JDBC, a cross-database API standard that is part of the Java language owned by Oracle Corp., supports a number of transaction isolation levels that Oracle the relational database also owned by Oracle Corp. does not. Specifically, the Oracle database only supports the read committed and serializable transaction isolation levels (Oracle documentation will also talk about a non-standard read only transaction isolation level which is really serializable without the ability to make changes). So in Oracle, you cannot use the TRANSACTION_NONE isolation level.

In databases that do support TRANSACTION_NONE, each statement would essentially be its own transaction-- your changes would be committed as soon as the statement completed successfully. Realistically, if you have two sessions modifying the same row with TRANSACTION_NONE, whichever update happened last would rule but you wouldn't corrupt your database.

The real impact of not having transactions is that it becomes very easy to introduce logical corruption into your data.

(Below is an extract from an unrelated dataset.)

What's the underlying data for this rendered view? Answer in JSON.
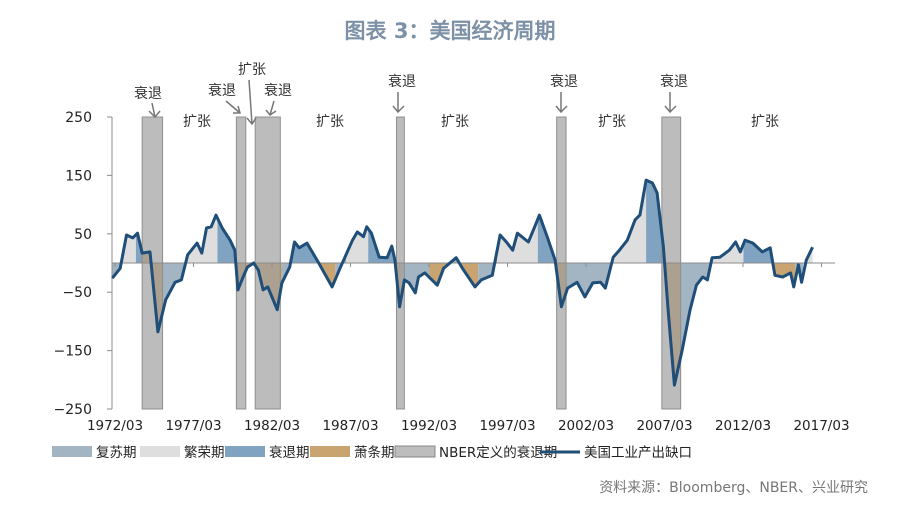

In the classic case, you're operating a bank with accounts A and B. A wants to transfer $100 to B. In order to do that, you would generally do something like one DML statement to record a transaction that removes $100 from A's account and a second DML statement to record a transaction that adds $100 to B's account. If you don't do this inside a transaction, however, eventually you'd come across a situation where the first statement succeeds, and A finds himself $100 poorer, while the second statement fails, and B finds himself no richer, and $100 has magically disappeared from your bank. This is logical corruption in the sense that you can look at the transaction history and conclude that something went wrong but it is not corruption in the sense of your database not knowing what the current value is or not being able to operate on the data.